1. Being your own boss. After having spent almost twenty years with a large corporation, where creativity and original thinking are given lip service, but following the rules is rewarded, I love not needing permission to try a new idea. Every working person answers to someone, and in my current situation it is the customers. Instead of trying to please the boss, I am able to try my own ideas of what will increase business. If I succeed or fail, I have only myself to praise or blame. Of course, I am probably the worst *** I ever worked for, and I put in more hours than I ever did in a corporate job, but I’ve never enjoyed a job more. And no office politics!
2. Meeting new people every day. Old friends and regular customers brighten the day, but there are also new faces just passing through or new to the area. Who knew Jonathan Miles (Dear American Airlines) just moved close by and brings his children to book stores? People love to chat with small business owners, and I learn about places, activities and viewpoints which would otherwise be unknown to me. I love to talk, but selling books has taught me to listen carefully, a skill I get to practice daily.
3. Helping customers choose books. The listening skill comes in handy here. It is really rewarding (and a little scary) to have repeat customers who ask for recommendations because they were pleased with past recommendations. A voracious reader this week was at a loss for choices; she likes Sandford’s Lucas Davenport, but doesn’t care for Harry Bosch and doesn’t like books about lawyers. That left out Michael Connelly. She likes books set in England as well as the U. S. As we went through authors whose entire output she has read, I said, “Of course, you’ve probably read all of Peter Robinson.” Amazingly, she had never heard of him and bought every one of his books! A little scary, because she may not like him, but rewarding in her faith in my judgment. There is a sense of accomplishment when a customer says, “I loved what you suggested last time. Any other recommendations?”
4. Managing all aspects of a business. I’ve written about being a jack-of-all-trades when owning a small business, but it really is more fun than functioning in only one department of a large enterprise. There is always something new to try in marketing, technology, or purchasing.
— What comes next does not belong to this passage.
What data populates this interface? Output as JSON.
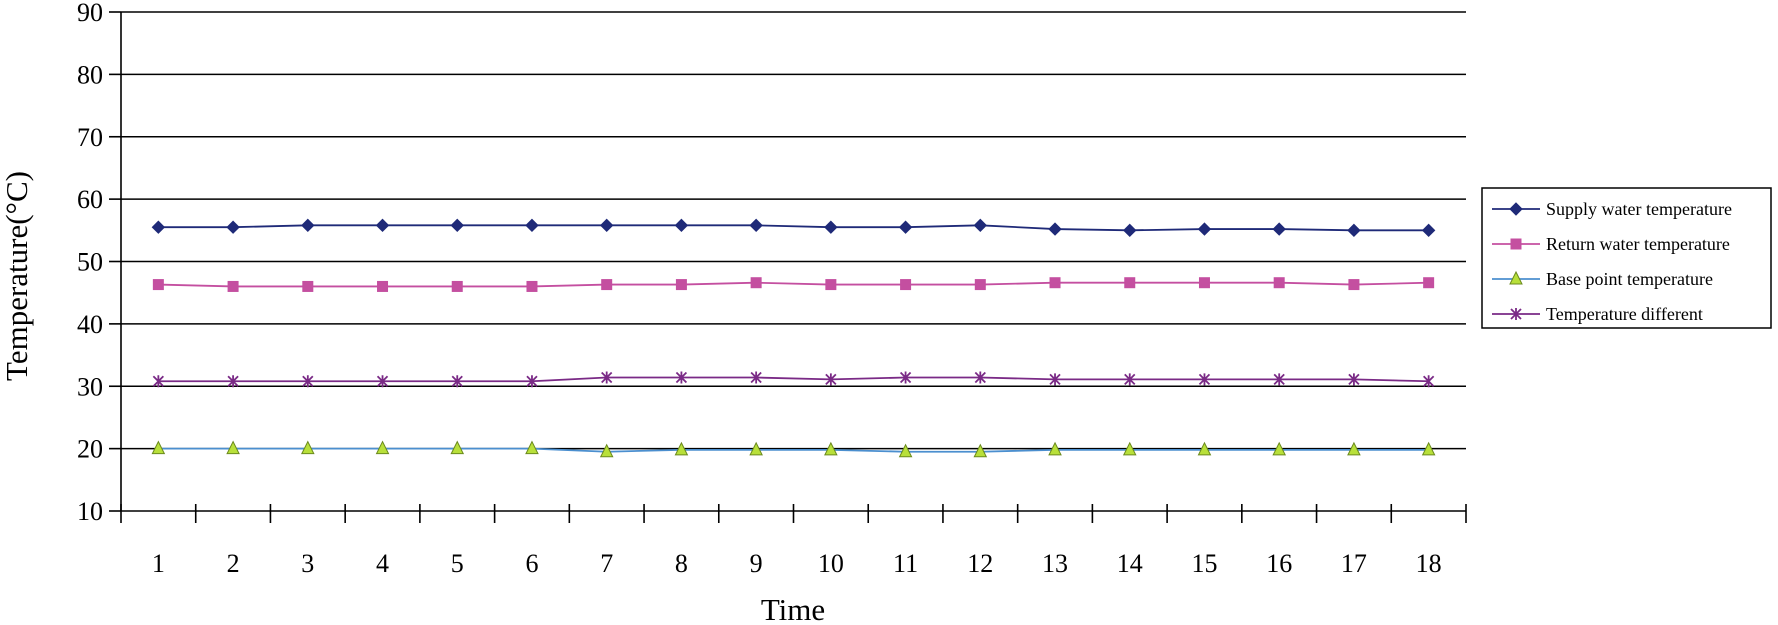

Having to go beyond my comfort level, particularly with technology, is satisfying after the initial resistance and mutterings are over.
5. Reading. It’s great to be able to read books and book reviews as part of a job. Most people don’t get to curl up at home with a great book and call it “taking work home.”
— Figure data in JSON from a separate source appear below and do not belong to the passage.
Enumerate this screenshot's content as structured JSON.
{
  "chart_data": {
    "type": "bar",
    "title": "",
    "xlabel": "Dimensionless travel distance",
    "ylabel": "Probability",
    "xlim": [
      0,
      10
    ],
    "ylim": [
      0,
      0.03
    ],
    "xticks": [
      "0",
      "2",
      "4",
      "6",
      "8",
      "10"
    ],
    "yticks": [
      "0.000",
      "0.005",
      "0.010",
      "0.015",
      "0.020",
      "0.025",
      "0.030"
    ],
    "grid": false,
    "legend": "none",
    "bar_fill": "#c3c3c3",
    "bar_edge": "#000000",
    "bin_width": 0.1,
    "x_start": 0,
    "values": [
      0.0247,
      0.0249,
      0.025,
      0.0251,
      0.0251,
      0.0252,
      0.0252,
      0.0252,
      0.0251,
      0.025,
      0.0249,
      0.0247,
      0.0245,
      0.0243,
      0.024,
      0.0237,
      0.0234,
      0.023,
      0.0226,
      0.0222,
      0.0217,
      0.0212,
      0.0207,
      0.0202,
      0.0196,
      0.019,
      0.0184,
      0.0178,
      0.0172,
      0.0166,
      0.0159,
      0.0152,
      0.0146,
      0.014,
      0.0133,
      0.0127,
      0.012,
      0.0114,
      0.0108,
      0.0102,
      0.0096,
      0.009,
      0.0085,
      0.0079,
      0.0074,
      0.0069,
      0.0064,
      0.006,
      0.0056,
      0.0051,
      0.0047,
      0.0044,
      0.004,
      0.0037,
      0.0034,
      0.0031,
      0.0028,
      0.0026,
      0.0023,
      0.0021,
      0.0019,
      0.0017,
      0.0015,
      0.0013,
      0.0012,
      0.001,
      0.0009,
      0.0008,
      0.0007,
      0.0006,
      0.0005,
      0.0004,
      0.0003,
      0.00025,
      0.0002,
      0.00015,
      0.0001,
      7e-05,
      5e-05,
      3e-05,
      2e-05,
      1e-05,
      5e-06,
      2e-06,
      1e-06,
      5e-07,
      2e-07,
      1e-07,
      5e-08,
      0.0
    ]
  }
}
6. Handling books all day. I’ve discussed my attachment to physical books in the past, so enough said.
7. Young readers. Despite all the doom and gloom about the book industry, there are a large number of children and young adults who love to read. Watching them choose books, point out their favorites to their friends, and wait anxiously for the next books by their favorite authors, I know that all is not lost.
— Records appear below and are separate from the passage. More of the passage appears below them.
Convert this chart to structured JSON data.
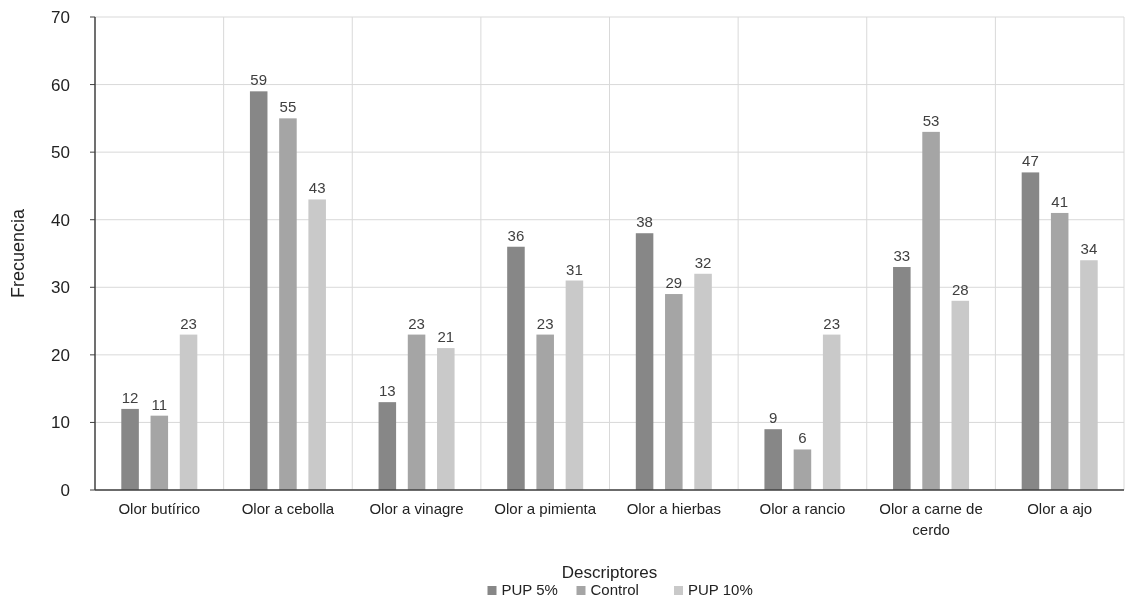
{
  "chart_data": {
    "type": "bar",
    "xlabel": "Descriptores",
    "ylabel": "Frecuencia",
    "categories": [
      "Olor butírico",
      "Olor a cebolla",
      "Olor a vinagre",
      "Olor a pimienta",
      "Olor a hierbas",
      "Olor a rancio",
      "Olor a carne de cerdo",
      "Olor a ajo"
    ],
    "series": [
      {
        "name": "PUP 5%",
        "color": "#878787",
        "values": [
          12,
          59,
          13,
          36,
          38,
          9,
          33,
          47
        ]
      },
      {
        "name": "Control",
        "color": "#a5a5a5",
        "values": [
          11,
          55,
          23,
          23,
          29,
          6,
          53,
          41
        ]
      },
      {
        "name": "PUP 10%",
        "color": "#c9c9c9",
        "values": [
          23,
          43,
          21,
          31,
          32,
          23,
          28,
          34
        ]
      }
    ],
    "ylim": [
      0,
      70
    ],
    "yticks": [
      0,
      10,
      20,
      30,
      40,
      50,
      60,
      70
    ],
    "grid": true,
    "legend": "bottom",
    "data_labels": true
  }
}
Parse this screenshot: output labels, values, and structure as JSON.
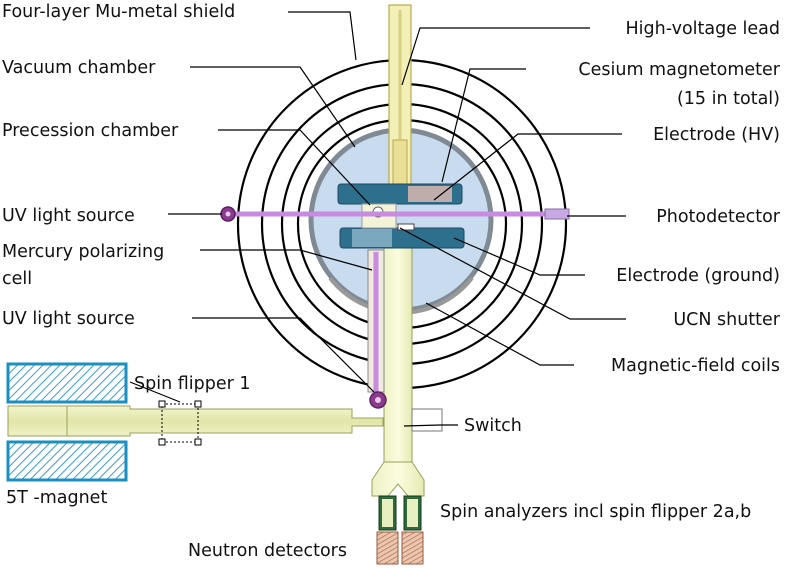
{
  "labels": {
    "shield": "Four-layer Mu-metal shield",
    "vacuum_chamber": "Vacuum chamber",
    "precession_chamber": "Precession chamber",
    "uv_source_1": "UV light source",
    "mercury_cell_line1": "Mercury polarizing",
    "mercury_cell_line2": "cell",
    "uv_source_2": "UV light source",
    "spin_flipper_1": "Spin flipper 1",
    "magnet": "5T -magnet",
    "neutron_detectors": "Neutron detectors",
    "hv_lead": "High-voltage lead",
    "cs_magnetometer_line1": "Cesium magnetometer",
    "cs_magnetometer_line2": "(15 in total)",
    "electrode_hv": "Electrode (HV)",
    "photodetector": "Photodetector",
    "electrode_ground": "Electrode (ground)",
    "ucn_shutter": "UCN shutter",
    "field_coils": "Magnetic-field coils",
    "switch": "Switch",
    "spin_analyzers": "Spin analyzers incl spin flipper 2a,b"
  },
  "colors": {
    "chamber_fill": "#c9dcef",
    "electrode_fill": "#2e6f8e",
    "guide_fill": "#e8ebb8",
    "uv_beam": "#c78be0",
    "uv_source": "#8b3a8e",
    "magnet_edge": "#1a8fc0",
    "detector_fill": "#c98b6a"
  }
}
8. Author visits. Mystery authors have fascinating stories to tell, and their visits to the store are a special treat. Despite the pre-event terror that the turnout will be small (What if I gave a party and nobody came?), the events themselves are a lot of fun. Hearing from attendees later that they really enjoyed meeting an author makes it all worthwhile.
9. Supportive customers. Hearing someone tell me that they’d rather buy a book from me than from XYZ discount store, or a larger book chain, or on-line makes the attention paid to individual customers worth the effort. Today is a beautiful spring day; when a customer commented on the weather, and I said I wished I didn’t have to be indoors, she said, “Well, I’m glad you’re here.” And actually, I’m glad too.
With all these lovely benefits, who could be cranky? Certainly not me. This job is keeping me young.